Justice (retd) Dilip Karnik of Bombay High Court dwells on the constitutional aspects of the reservation policy

On August 7, two days before the Maratha Kranti Morcha called bandh across the state, the Bombay High Court admitted a plea on the community’s demand for reservation. It will hear a petition seeking directions to the Maharashtra government and the Maharashtra State Commission for the Backward Classes to come up with a time-bound programme on implementing quota for the Maratha community. 

The politically-influential Maratha community, constituting around 30 per cent of the state’s population, has been agitating to press its demand for reservation in jobs and education. The high court has directed the state to file a fresh progress report detailing the commission’s work, by September 10. 

With more and more ‘upper’ castes and politically influentially communities demanding reservation, we try to understand the constitution makers’ sentiments in awarding reservation to certain sections of society. 

Explaining the term reservation, Justice (retd) Dilip Karnik of Bombay High Court, says, “Under the Presidential Order, reservation was restricted to Scheduled Caste, Scheduled Tribe and Nomadic Tribe. That was the original definition of reservation in the constitution as it was framed in 1950.” 

“Reservation,” says Justice Karnik, “is an exception to Fundamental Rights — Article 14, Article 15 and Article 16, which provide ‘Equal Opportunity Before Law,’ ‘Equal Opportunity of Law’, and ‘Equal Opportunity of Employment’ to citizens of India. If you reserve something for a group of people, then other people don’t have an equal opportunity of competing with it. So the principle of reservation is an exception to these Fundamental Rights.” 

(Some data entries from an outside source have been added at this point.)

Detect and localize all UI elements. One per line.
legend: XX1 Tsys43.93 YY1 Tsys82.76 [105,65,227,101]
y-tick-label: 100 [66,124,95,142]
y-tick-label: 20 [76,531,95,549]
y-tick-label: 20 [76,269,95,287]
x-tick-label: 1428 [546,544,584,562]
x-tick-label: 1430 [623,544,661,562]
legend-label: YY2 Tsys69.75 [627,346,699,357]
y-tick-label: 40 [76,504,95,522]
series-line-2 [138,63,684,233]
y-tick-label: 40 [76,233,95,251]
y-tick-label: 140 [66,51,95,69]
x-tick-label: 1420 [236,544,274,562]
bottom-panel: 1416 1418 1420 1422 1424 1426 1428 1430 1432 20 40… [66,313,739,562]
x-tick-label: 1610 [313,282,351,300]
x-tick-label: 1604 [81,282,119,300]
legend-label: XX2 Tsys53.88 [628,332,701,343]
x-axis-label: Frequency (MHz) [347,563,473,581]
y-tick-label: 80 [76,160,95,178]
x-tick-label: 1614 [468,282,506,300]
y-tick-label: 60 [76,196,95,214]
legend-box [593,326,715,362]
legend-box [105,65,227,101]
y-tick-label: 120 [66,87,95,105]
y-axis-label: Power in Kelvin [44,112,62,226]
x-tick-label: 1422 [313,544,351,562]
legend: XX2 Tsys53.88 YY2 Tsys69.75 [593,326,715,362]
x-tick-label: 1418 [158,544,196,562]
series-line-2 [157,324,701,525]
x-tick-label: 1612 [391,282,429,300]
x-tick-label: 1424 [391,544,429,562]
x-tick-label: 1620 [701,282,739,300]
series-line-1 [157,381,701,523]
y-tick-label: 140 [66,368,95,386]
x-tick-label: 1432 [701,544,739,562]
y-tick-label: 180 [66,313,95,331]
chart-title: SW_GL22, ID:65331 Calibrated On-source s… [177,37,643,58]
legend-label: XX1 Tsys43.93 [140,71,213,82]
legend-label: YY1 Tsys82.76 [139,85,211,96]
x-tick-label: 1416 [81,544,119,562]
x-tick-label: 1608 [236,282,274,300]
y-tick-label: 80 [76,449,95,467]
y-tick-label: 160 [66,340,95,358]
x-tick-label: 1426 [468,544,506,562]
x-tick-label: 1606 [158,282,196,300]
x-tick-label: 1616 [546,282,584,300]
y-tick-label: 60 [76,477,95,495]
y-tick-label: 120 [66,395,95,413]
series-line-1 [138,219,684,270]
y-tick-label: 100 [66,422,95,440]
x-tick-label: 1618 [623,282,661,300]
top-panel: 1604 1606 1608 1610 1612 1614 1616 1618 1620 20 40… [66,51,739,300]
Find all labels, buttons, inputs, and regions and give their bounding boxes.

“Equality of Law means that two persons cannot be treated differently. But if the two have different circumstances — if person A didn’t have access to education, or he didn’t have money, he cannot compete with person B, who has the means. Therefore, treating them equally would be inequality again. That was the principle on which reservation was based,” he adds.

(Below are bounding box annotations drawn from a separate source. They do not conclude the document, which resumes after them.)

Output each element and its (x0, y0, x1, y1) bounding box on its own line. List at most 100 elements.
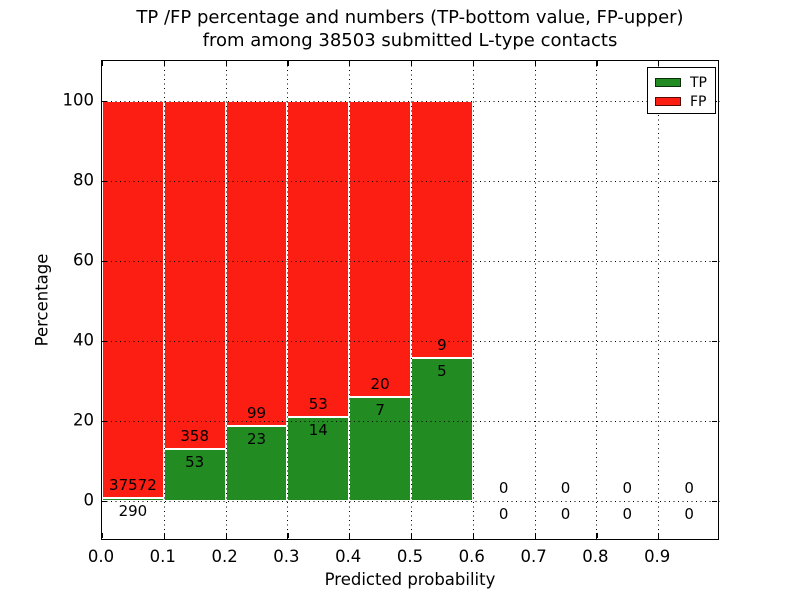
v-gridline (658, 61, 660, 541)
x-tick-mark (287, 61, 289, 66)
x-tick-label: 0.4 (335, 547, 362, 566)
bar-fp-segment (287, 101, 350, 418)
chart-title: TP /FP percentage and numbers (TP-bottom… (136, 6, 683, 52)
x-tick-mark (349, 533, 351, 538)
x-tick-label: 0.5 (396, 547, 424, 566)
y-tick-label: 20 (73, 410, 94, 430)
x-tick-mark (163, 533, 165, 538)
legend: TP FP (647, 67, 716, 114)
tp-count-label: 7 (375, 401, 385, 420)
x-tick-mark (534, 533, 536, 538)
fp-count-label: 0 (684, 479, 694, 497)
x-tick-label: 0.9 (644, 547, 671, 566)
fp-count-label: 0 (560, 479, 571, 497)
y-tick-mark (102, 101, 107, 103)
fp-count-label: 9 (437, 336, 447, 355)
fp-count-label: 0 (498, 479, 509, 497)
v-gridline (287, 61, 289, 541)
fp-count-label: 53 (308, 395, 328, 414)
bar-tp-segment (163, 449, 226, 501)
x-tick-label: 0.6 (458, 547, 485, 566)
legend-swatch-tp (655, 78, 681, 87)
y-tick-mark (102, 421, 107, 423)
x-tick-label: 0.2 (211, 547, 238, 566)
x-tick-mark (287, 533, 289, 538)
y-tick-label: 40 (73, 330, 94, 350)
x-tick-label: 0.7 (520, 547, 547, 566)
chart-title-line-1: TP /FP percentage and numbers (TP-bottom… (136, 7, 684, 28)
v-gridline (534, 61, 536, 541)
x-tick-mark (102, 533, 104, 538)
tp-count-label: 0 (684, 505, 694, 523)
x-tick-mark (596, 61, 598, 66)
y-tick-label: 80 (73, 170, 94, 190)
y-tick-label: 0 (83, 490, 95, 510)
x-tick-mark (534, 61, 536, 66)
v-gridline (411, 61, 412, 541)
y-tick-mark (102, 501, 107, 503)
y-tick-mark (712, 261, 717, 263)
x-tick-label: 0.0 (87, 547, 115, 566)
x-tick-mark (349, 61, 351, 66)
y-tick-mark (712, 421, 717, 423)
tp-count-label: 0 (498, 505, 509, 523)
legend-item-fp: FP (655, 92, 715, 111)
fp-count-label: 20 (370, 375, 390, 394)
tp-count-label: 5 (437, 362, 447, 381)
tp-count-label: 53 (185, 453, 205, 472)
tp-count-label: 0 (560, 505, 571, 523)
x-tick-mark (411, 533, 413, 538)
bar-fp-segment (349, 101, 411, 398)
v-gridline (596, 61, 598, 541)
fp-count-label: 99 (246, 403, 267, 422)
x-tick-mark (225, 533, 227, 538)
bar-tp-segment (287, 417, 350, 501)
legend-swatch-fp (655, 97, 681, 106)
y-tick-mark (712, 501, 717, 503)
x-tick-mark (225, 61, 227, 66)
y-tick-label: 100 (62, 90, 95, 110)
tp-count-label: 290 (118, 501, 148, 520)
fp-count-label: 37572 (109, 475, 157, 494)
v-gridline (349, 61, 351, 541)
bar-fp-segment (225, 101, 288, 426)
y-axis-label: Percentage (32, 253, 52, 347)
x-tick-label: 0.8 (582, 547, 609, 566)
bar-fp-segment (102, 101, 164, 498)
x-tick-mark (472, 61, 474, 66)
x-tick-mark (472, 533, 474, 538)
x-tick-mark (658, 533, 660, 538)
y-tick-mark (712, 341, 717, 343)
x-tick-mark (596, 533, 598, 538)
y-tick-mark (102, 341, 107, 343)
bar-tp-segment (102, 497, 164, 501)
legend-item-tp: TP (655, 73, 715, 92)
tp-count-label: 14 (308, 421, 328, 440)
fp-count-label: 358 (180, 427, 210, 446)
x-tick-mark (163, 61, 165, 66)
tp-count-label: 23 (246, 429, 267, 448)
x-axis-label: Predicted probability (324, 570, 496, 589)
v-gridline (472, 61, 474, 541)
chart-title-line-2: from among 38503 submitted L-type contac… (202, 30, 618, 51)
v-gridline (163, 61, 165, 541)
legend-label-tp: TP (690, 74, 707, 91)
y-tick-mark (102, 181, 107, 183)
x-tick-label: 0.1 (149, 547, 176, 566)
tp-count-label: 0 (622, 505, 633, 523)
x-tick-mark (102, 61, 104, 66)
x-tick-mark (411, 61, 413, 66)
bar-fp-segment (163, 101, 226, 450)
fp-count-label: 0 (622, 479, 633, 497)
v-gridline (225, 61, 227, 541)
y-tick-mark (102, 261, 107, 263)
y-tick-label: 60 (73, 250, 94, 270)
bar-tp-segment (349, 397, 411, 501)
x-tick-label: 0.3 (273, 547, 300, 566)
x-tick-mark (658, 61, 660, 66)
y-tick-mark (712, 181, 717, 183)
bar-fp-segment (411, 101, 473, 359)
legend-label-fp: FP (690, 93, 707, 110)
plot-area: 37572 290 358 53 99 23 53 14 20 7 9 5 0 0 0 0 0 0 0 0 (101, 60, 720, 541)
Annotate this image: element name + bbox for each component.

The reservation for Scheduled Caste, Scheduled Tribe and Nomadic Tribes was initially only for 15 years. It was supposed that after 15 years, the lives of one generation will improve; they will get access and exposure to education which was denied to them earlier by caste hierarchy. Once their lives have been improved, it was assumed that they wouldn’t need reservation. “With successive amendments to the constitution by Parliament, the reservation tenure kept getting extended. It was expected that the families, who were given preferences in jobs and education etc, and are on par with other members of society, will not avail of reservation when it comes to their kids. But because the provision is there in the Constitution, the policy of reservation continues,” he adds.  

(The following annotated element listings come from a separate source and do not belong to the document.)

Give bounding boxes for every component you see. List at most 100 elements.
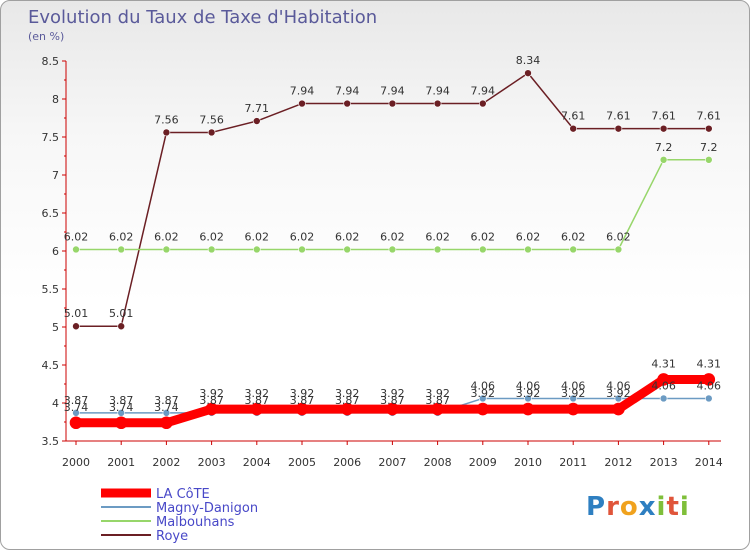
data-point-magny-danigon	[614, 394, 623, 403]
data-label-roye: 7.61	[606, 110, 631, 123]
y-tick-label: 6	[52, 245, 59, 258]
data-label-malbouhans: 6.02	[290, 230, 315, 243]
data-label-malbouhans: 7.2	[700, 141, 718, 154]
data-point-la-c-te	[69, 416, 83, 430]
data-point-malbouhans	[433, 245, 442, 254]
data-label-la-c-te: 3.74	[154, 401, 179, 414]
data-point-la-c-te	[476, 402, 490, 416]
data-point-la-c-te	[702, 373, 716, 386]
data-point-malbouhans	[72, 245, 80, 254]
data-point-magny-danigon	[569, 394, 578, 403]
proxiti-logo: Proxiti	[586, 492, 690, 522]
data-point-roye	[72, 322, 80, 331]
data-label-la-c-te: 3.92	[290, 387, 315, 400]
data-label-magny-danigon: 3.87	[380, 394, 405, 407]
data-label-roye: 7.56	[199, 113, 224, 126]
data-label-la-c-te: 3.74	[109, 401, 134, 414]
x-tick-label: 2008	[424, 456, 452, 469]
data-point-magny-danigon	[524, 394, 532, 403]
x-tick-label: 2001	[107, 456, 135, 469]
data-label-malbouhans: 6.02	[516, 230, 541, 243]
x-tick-label: 2011	[559, 456, 587, 469]
data-label-la-c-te: 4.31	[651, 357, 676, 370]
data-label-malbouhans: 6.02	[561, 230, 586, 243]
data-label-roye: 5.01	[64, 307, 89, 320]
data-label-malbouhans: 6.02	[64, 230, 89, 243]
data-label-magny-danigon: 4.06	[561, 379, 586, 392]
legend-label: LA CôTE	[156, 487, 210, 502]
data-label-la-c-te: 3.92	[199, 387, 224, 400]
data-label-magny-danigon: 4.06	[606, 379, 631, 392]
data-point-magny-danigon	[704, 394, 713, 403]
data-point-malbouhans	[343, 245, 352, 254]
x-tick-label: 2014	[695, 456, 723, 469]
chart-title: Evolution du Taux de Taxe d'Habitation	[28, 7, 378, 28]
data-point-la-c-te	[340, 402, 354, 416]
data-label-roye: 5.01	[109, 307, 134, 320]
data-point-la-c-te	[205, 402, 218, 416]
data-label-la-c-te: 3.92	[245, 387, 270, 400]
data-label-roye: 7.94	[335, 85, 360, 98]
data-label-magny-danigon: 4.06	[651, 379, 676, 392]
data-label-magny-danigon: 3.87	[245, 394, 270, 407]
x-tick-label: 2004	[243, 456, 271, 469]
x-tick-label: 2003	[198, 456, 226, 469]
y-tick-label: 3.5	[42, 435, 60, 448]
data-point-roye	[569, 124, 578, 133]
data-point-la-c-te	[295, 402, 309, 416]
x-tick-label: 2013	[650, 456, 678, 469]
y-tick-label: 8.5	[42, 55, 60, 68]
data-label-roye: 7.94	[290, 85, 315, 98]
data-label-malbouhans: 6.02	[109, 230, 134, 243]
y-tick-label: 5.5	[42, 283, 60, 296]
data-label-roye: 7.94	[471, 85, 496, 98]
data-label-la-c-te: 3.92	[471, 387, 496, 400]
legend-label: Magny-Danigon	[156, 501, 258, 516]
data-point-la-c-te	[386, 402, 399, 416]
data-point-malbouhans	[207, 245, 216, 254]
data-point-malbouhans	[162, 245, 171, 254]
y-tick-label: 6.5	[42, 207, 60, 220]
y-tick-label: 8	[52, 93, 59, 106]
data-point-la-c-te	[657, 373, 670, 386]
data-point-roye	[524, 69, 532, 77]
data-label-malbouhans: 6.02	[425, 230, 450, 243]
data-label-roye: 7.61	[651, 110, 676, 123]
data-label-roye: 7.94	[380, 85, 405, 98]
data-point-roye	[704, 124, 713, 133]
data-label-malbouhans: 6.02	[471, 230, 496, 243]
data-point-roye	[388, 99, 397, 108]
data-label-malbouhans: 6.02	[245, 230, 270, 243]
data-label-la-c-te: 3.92	[380, 387, 405, 400]
data-point-malbouhans	[478, 245, 487, 254]
data-label-magny-danigon: 3.87	[64, 394, 89, 407]
data-point-roye	[433, 99, 442, 108]
data-point-malbouhans	[704, 156, 713, 164]
data-label-la-c-te: 3.74	[64, 401, 89, 414]
data-point-la-c-te	[431, 402, 444, 416]
data-point-la-c-te	[160, 416, 173, 430]
data-point-malbouhans	[117, 245, 125, 254]
data-label-roye: 8.34	[516, 54, 541, 67]
y-axis-unit-label: (en %)	[28, 30, 65, 43]
data-label-magny-danigon: 3.87	[290, 394, 315, 407]
data-point-malbouhans	[298, 245, 306, 254]
data-point-malbouhans	[388, 245, 397, 254]
data-label-malbouhans: 7.2	[655, 141, 673, 154]
data-label-malbouhans: 6.02	[199, 230, 224, 243]
x-tick-label: 2006	[333, 456, 361, 469]
data-point-roye	[207, 128, 216, 137]
data-point-la-c-te	[612, 402, 625, 416]
data-label-magny-danigon: 4.06	[697, 379, 722, 392]
data-label-magny-danigon: 4.06	[471, 379, 496, 392]
data-point-malbouhans	[569, 245, 578, 254]
data-point-malbouhans	[659, 156, 668, 164]
data-label-la-c-te: 3.92	[425, 387, 450, 400]
data-point-la-c-te	[566, 402, 580, 416]
data-point-magny-danigon	[478, 394, 487, 403]
data-point-malbouhans	[614, 245, 623, 254]
data-label-malbouhans: 6.02	[154, 230, 179, 243]
data-point-malbouhans	[253, 245, 261, 254]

The Supreme Court has ruled that there will be less than 50 per cent reservation quota. For instance, if there are 100 seats available, then only 50 seats can be reserved, not 51. “The law says that only 50 per cent of seats can be reserved. How you distribute those seats within 50 per cent falls in the domain of the legislature,” points out Justice Karnik, adding, “Except for some cases in Tamil Nadu, the Supreme Court judgement is being observed in the rest of the country.”

When asked if he forsees another amendment vis a vis the Maratha quota, Karnik says, “The reservation cannot exceed the 50 per cent. If the existing reservation in Maharashtra is say, 48 per cent, then the community gets only two per cent. If it exceeds more than what the quota entails, it eats into the seats of others.”

Do we see reservation policy being rolled back at any point of time, to which Justice Karnik says, “That’s a very political question. It depends on the political will of the society.”